The output is in VCF format

cat HCC1395.vcf

Lumpy found about 61 rearrangement events in the small sample of reads that we are using for the tutorial. The VCF file includes useful information about the variant calls. The SVTYPE attribute tells us the rearrangement type. Many of the events are deletions (SVTYPE=DEL). The PE and SR tags in each line tell us how many paired-end and split-reads support each call. The calls with many supporting reads are usually more likely to be true breakpoints.

Running Lumpy with a Matched Normal

To filter for somatic breakpoints, you need to identify which breakpoints are germline by running lumpy on the normal sample. One possibility would be to run lumpy independently on the normal. A more optimal method would be to run lumpy on both the normal and tumour samples simultaneously.

Discussion: why is it better to run lumpy simultaneously on the tumour and normal samples?
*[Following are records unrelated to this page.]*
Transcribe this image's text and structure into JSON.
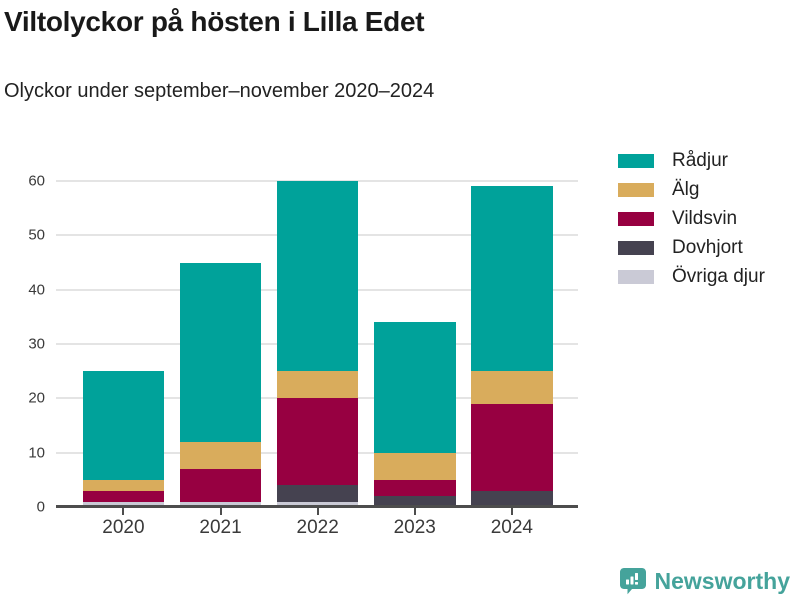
{
  "title": "Viltolyckor på hösten i Lilla Edet",
  "subtitle": "Olyckor under september–november 2020–2024",
  "brand": {
    "name": "Newsworthy",
    "color": "#45A39B"
  },
  "colors": {
    "axis": "#4D4D4D",
    "gridline": "#E4E4E4",
    "tick_text": "#3A3A3A",
    "title_text": "#191919"
  },
  "chart_data": {
    "type": "bar",
    "stacked": true,
    "title": "Viltolyckor på hösten i Lilla Edet",
    "subtitle": "Olyckor under september–november 2020–2024",
    "categories": [
      "2020",
      "2021",
      "2022",
      "2023",
      "2024"
    ],
    "series": [
      {
        "name": "Rådjur",
        "color": "#00A29A",
        "values": [
          20,
          33,
          35,
          24,
          34
        ]
      },
      {
        "name": "Älg",
        "color": "#D9AC5C",
        "values": [
          2,
          5,
          5,
          5,
          6
        ]
      },
      {
        "name": "Vildsvin",
        "color": "#970041",
        "values": [
          2,
          6,
          16,
          3,
          16
        ]
      },
      {
        "name": "Dovhjort",
        "color": "#454250",
        "values": [
          0,
          0,
          3,
          2,
          3
        ]
      },
      {
        "name": "Övriga djur",
        "color": "#CACAD6",
        "values": [
          1,
          1,
          1,
          0,
          0
        ]
      }
    ],
    "stack_order_bottom_to_top": [
      "Övriga djur",
      "Dovhjort",
      "Vildsvin",
      "Älg",
      "Rådjur"
    ],
    "xlabel": "",
    "ylabel": "",
    "yticks": [
      0,
      10,
      20,
      30,
      40,
      50,
      60
    ],
    "ylim": [
      0,
      60
    ],
    "grid": true,
    "legend_position": "right"
  }
}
The normal sample is located at sampledata/HCC1395/wgs/HCC1395_chr1_167000000_178000000.bam.

Repeat the following steps on the normal sample:

extract discordant reads
extract split reads
calculate read length and fragment length stats

Run lumpy on the normal and tumour samples. Instructions for doing so can be found on the lumpy-sv github page.

Analysis of Lumpy Results

Open IGV and use Open URL ... to open both the tumour and normal bam files.

Navigate to chr1:166,154,838-178,661,877. The coverage information will give an approximate idea for the copy number in this region. There should be one event between 176 and 178MB that is particularly obvious and is unique to the tumour.

Questions:

What kind of breakpoint could generate such an event?
Find the corresponding event in the lumpy output?
How many reads in normal and tumour support this event?

Navigate to chr1:174,748,434-174,851,012. An event should be apparent from the coverage information.

Questions:

What kind of breakpoint could generate this event?
Find the corresponding event in the lumpy output?
Is the event germline or somatic?

Navigate to chr1:169,123,398-169,133,590. There is a clear somatic copy number change caused by a complex rearrangement.

Questions:

Find all lumpy breakpoints associated with this event.
Can you trace out the tumour chromosome?